Ateş Nöbeti!
Kavga derimizin altına kadar nüfus etmiş sanki...
***
Korku dağları, çoktan sıra dağlar olarak, yüreğimizin en karanlık köşesine bir yumruk gibi oturmuş...
***
Ordu vardı önceleri... “Neler yapmışlar neler, vay yazık bu ülkeye ve biz insanlarına” diye hayıflanmıştık uzun süre...
***
Bombalar vardı... Cephanelik evler... Darbe planları... Bunları hep bu devlet anlattı bize, uzun uzun haber bültenlerinde...
***
Başbakan “Bu davaların savcısı benim” dedi... “28 Şubat'ta, vatandaşın Erbakan ve arkadaşlarına verdiği mührü elinden alanları yargılayacağız” dediler...
***
Sonra?

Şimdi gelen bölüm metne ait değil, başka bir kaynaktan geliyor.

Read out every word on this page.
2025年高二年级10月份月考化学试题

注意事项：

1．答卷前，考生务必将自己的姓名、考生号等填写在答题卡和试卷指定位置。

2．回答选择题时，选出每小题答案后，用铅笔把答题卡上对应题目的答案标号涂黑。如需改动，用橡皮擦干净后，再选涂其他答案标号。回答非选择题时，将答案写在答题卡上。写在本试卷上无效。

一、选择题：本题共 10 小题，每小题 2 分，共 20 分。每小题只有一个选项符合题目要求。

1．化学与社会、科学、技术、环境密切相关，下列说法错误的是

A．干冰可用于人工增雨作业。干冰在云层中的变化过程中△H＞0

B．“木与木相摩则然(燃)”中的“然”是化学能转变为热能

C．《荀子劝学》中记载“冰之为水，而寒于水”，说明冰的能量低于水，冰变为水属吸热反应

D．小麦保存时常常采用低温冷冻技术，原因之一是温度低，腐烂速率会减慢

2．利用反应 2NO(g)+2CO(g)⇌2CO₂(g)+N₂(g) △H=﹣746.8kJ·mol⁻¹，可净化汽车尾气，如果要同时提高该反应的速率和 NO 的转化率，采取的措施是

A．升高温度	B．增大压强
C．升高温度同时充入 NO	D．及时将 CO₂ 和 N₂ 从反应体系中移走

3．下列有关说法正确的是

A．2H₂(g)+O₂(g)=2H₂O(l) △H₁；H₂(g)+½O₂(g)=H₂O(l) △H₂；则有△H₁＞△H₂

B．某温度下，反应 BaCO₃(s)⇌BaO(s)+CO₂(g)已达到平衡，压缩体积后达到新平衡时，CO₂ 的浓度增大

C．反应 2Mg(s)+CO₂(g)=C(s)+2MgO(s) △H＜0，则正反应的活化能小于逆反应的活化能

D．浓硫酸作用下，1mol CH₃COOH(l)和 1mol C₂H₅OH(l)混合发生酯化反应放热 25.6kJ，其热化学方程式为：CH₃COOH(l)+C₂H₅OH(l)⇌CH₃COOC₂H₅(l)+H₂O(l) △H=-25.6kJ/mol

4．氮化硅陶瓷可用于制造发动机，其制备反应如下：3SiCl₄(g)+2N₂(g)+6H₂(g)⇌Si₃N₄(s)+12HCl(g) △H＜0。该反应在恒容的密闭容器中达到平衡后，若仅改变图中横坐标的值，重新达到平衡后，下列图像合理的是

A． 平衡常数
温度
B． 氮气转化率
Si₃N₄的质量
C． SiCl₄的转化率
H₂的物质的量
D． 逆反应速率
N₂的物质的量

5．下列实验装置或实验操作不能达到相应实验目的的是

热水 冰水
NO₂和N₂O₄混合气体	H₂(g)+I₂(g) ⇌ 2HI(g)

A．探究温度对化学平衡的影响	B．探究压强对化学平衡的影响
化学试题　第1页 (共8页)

Nöbetçiler zili çaldı... Cemaat kavgası başlayınca, saflar ve siperler hızlıca değişti...
***
Başbakan Yardımcısı çıkıp; “Yanlış yargılanmış olabilirler” dedi...
***
Başbakan Baş Danışmanı ise; “Ordumuza komplo kurulmuş olabilir” dedi... Siz nöbetteyken, orduya kim komplo kurar? Yoksa nöbet yerinde değil miydiniz? Diye soramazdık...
***
Büyük bir sansasyon ile başlatılan 28 Şubat davasında tek bir tutuklu bile kalmadı...
***
İktidar; “Cemaatin yargıya nüfuz etmiş bölümü bizi zora sokmak için tek-tek saldı” cümlesini arka odalarda yüksek sesle dillendirildi…
***
Sanal düşmanlar, çeteler, paralel yapılanmalar, İsrail, ABD, dış mihraklar, lobiler, kulisler, karanlık odalar, Mosad, El Muhaberat, CIA, pusular, tuzaklar, komplolar sanki hepsi canımıza düşmüş...
***
Tüm dünya işini gücünü bırakmış, sadece bize pusu kurmuş sanki...
***
Nöbete getirdiklerimiz azıcık uyusa, Alimallah gırtlağımıza çöküp baştan başa kesecekler bizi...
***
O yüzden nöbettekilere lojistik desteğe var gücümüzle devam etmeliyiz... Aklî hudutlarımızda bulunan düşmanlar ile bir olup, bizi söğüşleyecek halleri yok ya...
***
Eğer onlar olmasaydı, Güneydoğu tamamen PKK'nın siyasal gücünün eline geçerdi... Ya da Suriye çoktan bize saldırarak rejimimizi yıkardı...
***
İran ile Irak birleşerek kimyasal füze atar, Musul ve Kerkük'te Türkmenlere savaş açarlardı...
***
İyiki varlar... İyiki nöbetteler...
***
Nöbettekiler, algıyı yönetmek için, gecenin derinliklerinde her karaltıyı bir başka canavara vehmettiler… Her çıtırtı yaklaşan büyük bir tehlikenin habercisi olarak algılamamızı sağlayıp, alarm çanlarını çaldılar... İyiki de çalıyorlar...
***
Bizler ise, camilere doldurulmuş, istilacıların her an surları aşarak, yurda saldıracakları fikriyle dopdolu, bu dehşet saatlerinde, nöbetçiler için dua eden bir milletiz... O kadar...
***
Ateş nöbetleri geçiren çocukların sayıklaması gibi; “Biz mi pusudayız, başkaları mı bize pusuda?” sorusunu bir dua gibi tekrar edip duruyoruz birbirimize…
***
Keşke ortamdaki bu puslu havayı dağıtıp, pencereden bakacak cesaretimiz olsa...
***
Keşke, “Dışarıda fırtına var” izlenimini veren o sert ıslığın, rüzgara mı yoksa nöbetçilere mi ait olduğunu bir görebilseydik..
***
Keşke...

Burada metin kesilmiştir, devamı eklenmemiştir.